Gibt es einen spezifisch europäischen Klang der Energiewende – und wenn ja, welchen?
Die Energiewende ist überlebensnotwendig und kostet zunächst Überwindung und Geld. Sie verlangt radikales Umsteuern - das Polster hierfür haben europäische Gesellschaften sich im Zuge der Industrialisierung erworben; nicht ohne bleibende Schäden, wie wir wissen. Aus dieser Dialektik kommen wir nicht raus: unser Wohlstand ist einzigartig - doch bitter erkauft. Das ist unsere spezifische europäische (Klang-)Geschichte. Gesellschaftlicher Fortschritt ist nicht kostenlos. Der Klang der Energiewende umfasst darum auch einen Klang dieses Fortschritts: einen Klang der Widersprüche, der Geschichtlichkeit, vielleicht sogar der Wiedergutmachung. Gesellschaftliche Gleichheit, die planetar gedacht wird, ist das Ziel. Wie klingt solch dialektischer Fortschritt der Gesellschaft?

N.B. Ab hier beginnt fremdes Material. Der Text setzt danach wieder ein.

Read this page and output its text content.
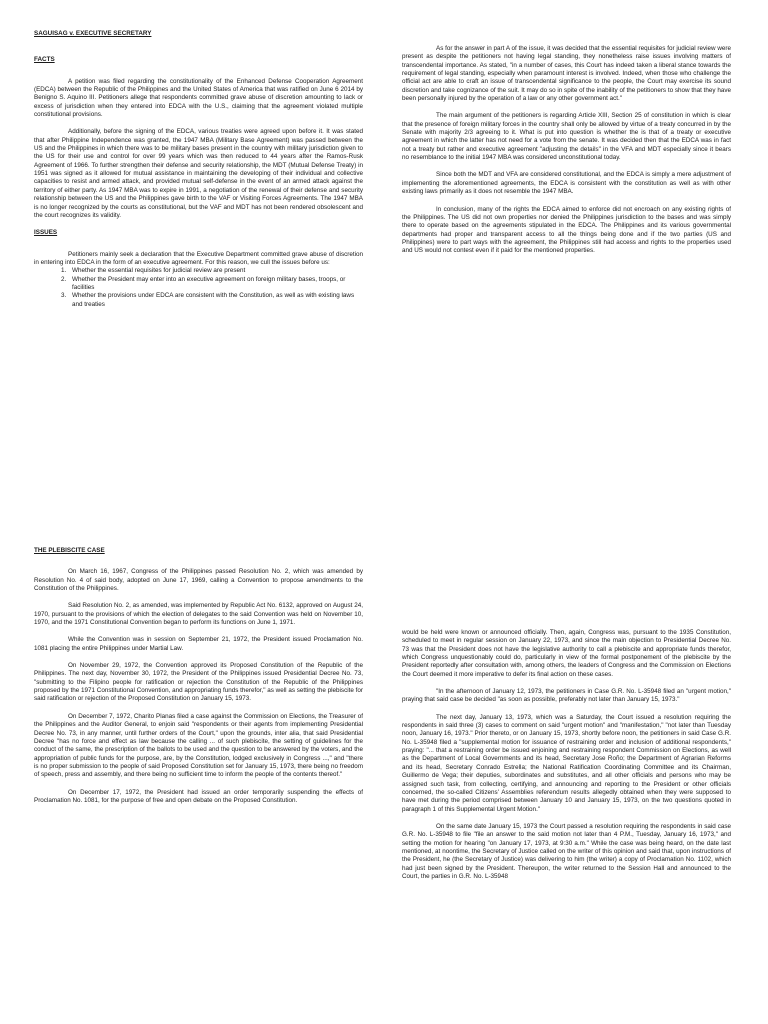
SAGUISAG v. EXECUTIVE SECRETARY
FACTS

A petition was filed regarding the constitutionality of the Enhanced Defense Cooperation Agreement (EDCA) between the Republic of the Philippines and the United States of America that was ratified on June 6 2014 by Benigno S. Aquino III. Petitioners allege that respondents committed grave abuse of discretion amounting to lack or excess of jurisdiction when they entered into EDCA with the U.S., claiming that the agreement violated multiple constitutional provisions.

Additionally, before the signing of the EDCA, various treaties were agreed upon before it. It was stated that after Philippine Independence was granted, the 1947 MBA (Military Base Agreement) was passed between the US and the Philippines in which there was to be military bases present in the country with military jurisdiction given to the US for their use and control for over 99 years which was then reduced to 44 years after the Ramos-Rusk Agreement of 1966. To further strengthen their defense and security relationship, the MDT (Mutual Defense Treaty) in 1951 was signed as it allowed for mutual assistance in maintaining the developing of their individual and collective capacities to resist and armed attack, and provided mutual self-defense in the event of an armed attack against the territory of either party. As 1947 MBA was to expire in 1991, a negotiation of the renewal of their defense and security relationship between the US and the Philippines gave birth to the VAF or Visiting Forces Agreements. The 1947 MBA is no longer recognized by the courts as constitutional, but the VAF and MDT has not been rendered obsolescent and the court recognizes its validity.

ISSUES

Petitioners mainly seek a declaration that the Executive Department committed grave abuse of discretion in entering into EDCA in the form of an executive agreement. For this reason, we cull the issues before us:

1. Whether the essential requisites for judicial review are present
2. Whether the President may enter into an executive agreement on foreign military bases, troops, or facilities
3. Whether the provisions under EDCA are consistent with the Constitution, as well as with existing laws and treaties

As for the answer in part A of the issue, it was decided that the essential requisites for judicial review were present as despite the petitioners not having legal standing, they nonetheless raise issues involving matters of transcendental importance. As stated, "in a number of cases, this Court has indeed taken a liberal stance towards the requirement of legal standing, especially when paramount interest is involved. Indeed, when those who challenge the official act are able to craft an issue of transcendental significance to the people, the Court may exercise its sound discretion and take cognizance of the suit. It may do so in spite of the inability of the petitioners to show that they have been personally injured by the operation of a law or any other government act."

The main argument of the petitioners is regarding Article XIII, Section 25 of constitution in which is clear that the presence of foreign military forces in the country shall only be allowed by virtue of a treaty concurred in by the Senate with majority 2/3 agreeing to it. What is put into question is whether the is that of a treaty or executive agreement in which the latter has not need for a vote from the senate. It was decided then that the EDCA was in fact not a treaty but rather and executive agreement "adjusting the details" in the VFA and MDT especially since it bears no resemblance to the initial 1947 MBA was considered unconstitutional today.

Since both the MDT and VFA are considered constitutional, and the EDCA is simply a mere adjustment of implementing the aforementioned agreements, the EDCA is consistent with the constitution as well as with other existing laws primarily as it does not resemble the 1947 MBA.

In conclusion, many of the rights the EDCA aimed to enforce did not encroach on any existing rights of the Philippines. The US did not own properties nor denied the Philippines jurisdiction to the bases and was simply there to operate based on the agreements stipulated in the EDCA. The Philippines and its various governmental departments had proper and transparent access to all the things being done and if the two parties (US and Philippines) were to part ways with the agreement, the Philippines still had access and rights to the properties used and US would not contest even if it paid for the mentioned properties.

THE PLEBISCITE CASE

On March 16, 1967, Congress of the Philippines passed Resolution No. 2, which was amended by Resolution No. 4 of said body, adopted on June 17, 1969, calling a Convention to propose amendments to the Constitution of the Philippines.

Said Resolution No. 2, as amended, was implemented by Republic Act No. 6132, approved on August 24, 1970, pursuant to the provisions of which the election of delegates to the said Convention was held on November 10, 1970, and the 1971 Constitutional Convention began to perform its functions on June 1, 1971.

While the Convention was in session on September 21, 1972, the President issued Proclamation No. 1081 placing the entire Philippines under Martial Law.

On November 29, 1972, the Convention approved its Proposed Constitution of the Republic of the Philippines. The next day, November 30, 1972, the President of the Philippines issued Presidential Decree No. 73, "submitting to the Filipino people for ratification or rejection the Constitution of the Republic of the Philippines proposed by the 1971 Constitutional Convention, and appropriating funds therefor," as well as setting the plebiscite for said ratification or rejection of the Proposed Constitution on January 15, 1973.

On December 7, 1972, Charito Planas filed a case against the Commission on Elections, the Treasurer of the Philippines and the Auditor General, to enjoin said "respondents or their agents from implementing Presidential Decree No. 73, in any manner, until further orders of the Court," upon the grounds, inter alia, that said Presidential Decree "has no force and effect as law because the calling ... of such plebiscite, the setting of guidelines for the conduct of the same, the prescription of the ballots to be used and the question to be answered by the voters, and the appropriation of public funds for the purpose, are, by the Constitution, lodged exclusively in Congress ...," and "there is no proper submission to the people of said Proposed Constitution set for January 15, 1973, there being no freedom of speech, press and assembly, and there being no sufficient time to inform the people of the contents thereof."

On December 17, 1972, the President had issued an order temporarily suspending the effects of Proclamation No. 1081, for the purpose of free and open debate on the Proposed Constitution.

would be held were known or announced officially. Then, again, Congress was, pursuant to the 1935 Constitution, scheduled to meet in regular session on January 22, 1973, and since the main objection to Presidential Decree No. 73 was that the President does not have the legislative authority to call a plebiscite and appropriate funds therefor, which Congress unquestionably could do, particularly in view of the formal postponement of the plebiscite by the President reportedly after consultation with, among others, the leaders of Congress and the Commission on Elections the Court deemed it more imperative to defer its final action on these cases.

"In the afternoon of January 12, 1973, the petitioners in Case G.R. No. L-35948 filed an "urgent motion," praying that said case be decided "as soon as possible, preferably not later than January 15, 1973."

The next day, January 13, 1973, which was a Saturday, the Court issued a resolution requiring the respondents in said three (3) cases to comment on said "urgent motion" and "manifestation," "not later than Tuesday noon, January 16, 1973." Prior thereto, or on January 15, 1973, shortly before noon, the petitioners in said Case G.R. No. L-35948 filed a "supplemental motion for issuance of restraining order and inclusion of additional respondents," praying: "... that a restraining order be issued enjoining and restraining respondent Commission on Elections, as well as the Department of Local Governments and its head, Secretary Jose Roño; the Department of Agrarian Reforms and its head, Secretary Conrado Estrella; the National Ratification Coordinating Committee and its Chairman, Guillermo de Vega; their deputies, subordinates and substitutes, and all other officials and persons who may be assigned such task, from collecting, certifying, and announcing and reporting to the President or other officials concerned, the so-called Citizens' Assemblies referendum results allegedly obtained when they were supposed to have met during the period comprised between January 10 and January 15, 1973, on the two questions quoted in paragraph 1 of this Supplemental Urgent Motion."

On the same date January 15, 1973 the Court passed a resolution requiring the respondents in said case G.R. No. L-35948 to file "file an answer to the said motion not later than 4 P.M., Tuesday, January 16, 1973," and setting the motion for hearing "on January 17, 1973, at 9:30 a.m." While the case was being heard, on the date last mentioned, at noontime, the Secretary of Justice called on the writer of this opinion and said that, upon instructions of the President, he (the Secretary of Justice) was delivering to him (the writer) a copy of Proclamation No. 1102, which had just been signed by the President. Thereupon, the writer returned to the Session Hall and announced to the Court, the parties in G.R. No. L-35948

Vermutlich klingt er widersprüchlich: nicht allein surrende Schleifen oder milder Obertongesang sind zu hören; sondern auch Klänge gesellschaftlichen Ringens um die neue Kreislaufwirtschaft. Die Ängste und Proteste, die das bekannte Wirtschaften nicht aufgeben und ihre Berufe nicht verlieren wollen; die Proteste und Ängste aufgrund der Zerstörungen, die uns drohen, wenn wir nicht umsteuern. Diese Ambivalenz und Geschichtlichkeit, ihre ausdrückliche Erwähnung - auch an diesem Ort, in diesem Magazin -, das ist für mich das herausragende Erbe einer europäischen Kulturgeschichte in Klang.

Biografie


Holger Schulze ist Professor für Musikwissenschaft an der Universität Kopenhagen und leitet das Sound Studies Lab. Er erforscht mit einem Team aus internationalen Forscherinnen, wie wir auf Sprachassistentinnen hören, wie der Klimawandel sich akustisch abzeichnet oder wie wir Klänge schmecken oder riechen.